Frost, alone on the flight deck.
She set the camcorder on the pilot console and pressed REC.
‘First night in the desert. It’s cold. Damn cold.’ She exhaled, watched her breath steam in chill air. ‘My fingers are numb. But I got to relish every second because, few hours from now, the sun will rise and we’ll burn in hellfire all over again.’
She rubbed her eyes.
‘It all happened so fast, you know? World fell apart so damned quick. Entire cities wiped out in a matter of weeks. Shit, by the time we realised we had a fight on our hands, we were already beat.
‘Must admit, I didn’t pay much attention when the outbreak began. Safe on an airbase. Whole thing: Not My Problem.
‘Spokane. Barely made the news. Some poor bastard found a half-melted lump of space junk out in the woods. Guy was some kind of survivalist. Headed into the forest with his bug-out bag to snare squirrels or some shit. Fucking ironic, right? Doomsday, end-of-the-world guy brings on Armageddon. Seems he came across a bunch of toppled trees and a smoking crater. Chunk of Soyuz buried in the soil. Remains of a fuel tank coated in some kind of carbonised residue. Dug it up thinking it might be worth a buck or two. Drove it to town strapped to the back of his pick-up. Posed with his boot planted on the thing like he was some big game hunter standing over his kill. Day later, he was quarantined in an ICU oxygen tent. FEMA locked down the hospital, taped the windows, the doors. TV crews and their satellite vans ringed the perimeter. Footage of trucks pulling up outside, guys in biohazard suits getting scrubbed in decon showers. National Guard rolled out concertina wire, set up searchlights and gun posts. Nobody in or out.

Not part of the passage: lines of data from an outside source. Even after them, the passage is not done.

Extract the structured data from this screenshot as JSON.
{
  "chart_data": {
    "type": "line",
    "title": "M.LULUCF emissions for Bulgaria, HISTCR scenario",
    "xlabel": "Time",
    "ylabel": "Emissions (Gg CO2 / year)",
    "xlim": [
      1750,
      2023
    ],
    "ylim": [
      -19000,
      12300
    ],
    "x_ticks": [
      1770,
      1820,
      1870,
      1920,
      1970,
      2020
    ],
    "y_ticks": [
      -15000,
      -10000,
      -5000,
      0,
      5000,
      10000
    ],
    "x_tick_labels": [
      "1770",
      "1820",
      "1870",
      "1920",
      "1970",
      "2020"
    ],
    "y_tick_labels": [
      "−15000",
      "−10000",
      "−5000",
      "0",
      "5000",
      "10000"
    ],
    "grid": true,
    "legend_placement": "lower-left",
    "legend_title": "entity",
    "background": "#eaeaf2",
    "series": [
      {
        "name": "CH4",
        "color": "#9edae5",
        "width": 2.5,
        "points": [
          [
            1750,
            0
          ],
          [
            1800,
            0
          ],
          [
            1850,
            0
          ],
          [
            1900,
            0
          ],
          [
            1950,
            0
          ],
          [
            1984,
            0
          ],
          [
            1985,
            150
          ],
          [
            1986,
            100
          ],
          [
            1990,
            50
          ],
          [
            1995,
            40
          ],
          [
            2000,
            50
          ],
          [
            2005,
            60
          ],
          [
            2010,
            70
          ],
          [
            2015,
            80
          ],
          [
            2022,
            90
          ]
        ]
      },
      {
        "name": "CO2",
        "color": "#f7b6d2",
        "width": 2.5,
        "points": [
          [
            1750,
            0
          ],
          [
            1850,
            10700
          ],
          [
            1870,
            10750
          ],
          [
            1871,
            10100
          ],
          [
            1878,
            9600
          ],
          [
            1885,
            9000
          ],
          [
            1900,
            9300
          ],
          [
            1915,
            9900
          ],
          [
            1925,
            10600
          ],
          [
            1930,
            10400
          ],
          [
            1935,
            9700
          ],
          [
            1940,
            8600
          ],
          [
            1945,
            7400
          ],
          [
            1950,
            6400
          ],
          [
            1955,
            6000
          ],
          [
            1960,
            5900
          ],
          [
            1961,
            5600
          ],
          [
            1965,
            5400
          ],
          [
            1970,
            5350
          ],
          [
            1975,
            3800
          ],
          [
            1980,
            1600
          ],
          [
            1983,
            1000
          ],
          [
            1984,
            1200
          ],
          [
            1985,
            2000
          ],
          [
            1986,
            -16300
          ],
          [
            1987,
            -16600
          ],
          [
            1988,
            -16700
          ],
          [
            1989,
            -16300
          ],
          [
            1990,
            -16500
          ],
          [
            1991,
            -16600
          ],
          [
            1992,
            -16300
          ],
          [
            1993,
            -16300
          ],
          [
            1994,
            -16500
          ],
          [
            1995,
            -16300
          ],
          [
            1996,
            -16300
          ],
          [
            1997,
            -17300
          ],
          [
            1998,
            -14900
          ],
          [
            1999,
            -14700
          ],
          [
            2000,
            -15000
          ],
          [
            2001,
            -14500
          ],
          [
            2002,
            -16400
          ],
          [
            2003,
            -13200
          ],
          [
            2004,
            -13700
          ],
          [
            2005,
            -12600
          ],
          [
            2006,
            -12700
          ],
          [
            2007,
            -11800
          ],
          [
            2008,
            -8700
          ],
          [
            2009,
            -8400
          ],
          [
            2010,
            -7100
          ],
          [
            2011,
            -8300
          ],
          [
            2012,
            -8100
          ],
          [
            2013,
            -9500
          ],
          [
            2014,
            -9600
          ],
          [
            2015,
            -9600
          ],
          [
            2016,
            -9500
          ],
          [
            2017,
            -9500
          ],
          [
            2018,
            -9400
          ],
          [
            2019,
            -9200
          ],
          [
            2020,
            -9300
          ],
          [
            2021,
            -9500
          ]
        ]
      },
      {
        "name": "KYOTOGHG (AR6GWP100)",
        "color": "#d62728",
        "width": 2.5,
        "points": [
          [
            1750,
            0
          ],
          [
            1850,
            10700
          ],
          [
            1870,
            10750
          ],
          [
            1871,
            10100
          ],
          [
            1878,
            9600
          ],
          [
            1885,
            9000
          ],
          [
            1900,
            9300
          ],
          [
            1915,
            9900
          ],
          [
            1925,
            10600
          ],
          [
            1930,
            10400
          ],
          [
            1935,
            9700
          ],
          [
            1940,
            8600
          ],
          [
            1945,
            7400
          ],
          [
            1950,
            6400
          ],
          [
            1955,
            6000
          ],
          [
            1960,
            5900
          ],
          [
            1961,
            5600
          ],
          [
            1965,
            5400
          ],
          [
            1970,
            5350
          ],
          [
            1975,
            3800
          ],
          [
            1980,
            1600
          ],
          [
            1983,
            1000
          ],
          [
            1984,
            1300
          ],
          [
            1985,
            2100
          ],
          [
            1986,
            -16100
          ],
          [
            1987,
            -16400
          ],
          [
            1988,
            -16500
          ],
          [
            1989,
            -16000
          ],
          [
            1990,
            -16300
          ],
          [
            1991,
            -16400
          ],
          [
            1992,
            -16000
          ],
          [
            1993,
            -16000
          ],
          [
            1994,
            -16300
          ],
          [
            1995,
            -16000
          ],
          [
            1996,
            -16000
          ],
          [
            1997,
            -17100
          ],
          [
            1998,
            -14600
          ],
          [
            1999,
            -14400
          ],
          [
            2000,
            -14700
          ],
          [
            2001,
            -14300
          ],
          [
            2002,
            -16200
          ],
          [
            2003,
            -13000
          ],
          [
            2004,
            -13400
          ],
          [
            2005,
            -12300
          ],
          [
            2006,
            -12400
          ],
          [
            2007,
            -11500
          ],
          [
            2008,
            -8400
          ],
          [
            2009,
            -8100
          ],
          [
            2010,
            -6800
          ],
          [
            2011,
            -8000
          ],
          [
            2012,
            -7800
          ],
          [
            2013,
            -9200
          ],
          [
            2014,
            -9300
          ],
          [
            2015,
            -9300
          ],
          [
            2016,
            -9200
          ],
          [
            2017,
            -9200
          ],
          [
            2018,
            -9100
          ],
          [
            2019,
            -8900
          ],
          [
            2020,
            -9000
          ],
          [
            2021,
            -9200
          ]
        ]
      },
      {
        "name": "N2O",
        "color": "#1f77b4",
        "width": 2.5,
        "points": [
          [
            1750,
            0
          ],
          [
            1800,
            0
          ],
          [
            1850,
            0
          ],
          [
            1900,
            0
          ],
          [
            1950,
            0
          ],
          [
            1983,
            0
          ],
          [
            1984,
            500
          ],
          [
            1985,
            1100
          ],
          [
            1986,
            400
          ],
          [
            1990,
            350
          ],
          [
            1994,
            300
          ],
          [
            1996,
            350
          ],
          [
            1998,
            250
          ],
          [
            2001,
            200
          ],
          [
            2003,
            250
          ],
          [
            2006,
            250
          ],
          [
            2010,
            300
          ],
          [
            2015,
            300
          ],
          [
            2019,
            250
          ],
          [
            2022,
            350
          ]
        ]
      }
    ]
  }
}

‘Know what? Looking back, they could have stopped it right there. Sacrificed the town. Dropped a nuke. Sterilised the region with a well-placed airburst. Would have killed the virus dead. But they dithered. And the moment passed.’
She sighed, looked down at her hands a while.
‘Guess that’s all it took. A few hesitations, a few bad judgement calls, cost the world.’
She hit OFF.
The lower cabin.
Noble pulled a quilted insulation blanket from the wall.
Ducting. A cluster of aluminium pipes.
He traced one of the pipes to an overhead vent.
‘This one. Air con.’
Hancock handed him a wrench.
He rapped the pipe with the wrench. Hollow chime.
‘Empty?’
‘Hard to tell.’
Noble adjusted the wrench and began to unscrew a bolt joint.
‘Ready with that canteen.’
He pulled the pipe from the wall. Metal squeal. Hancock held out the canteen and caught a brief piss-dribble of moisture.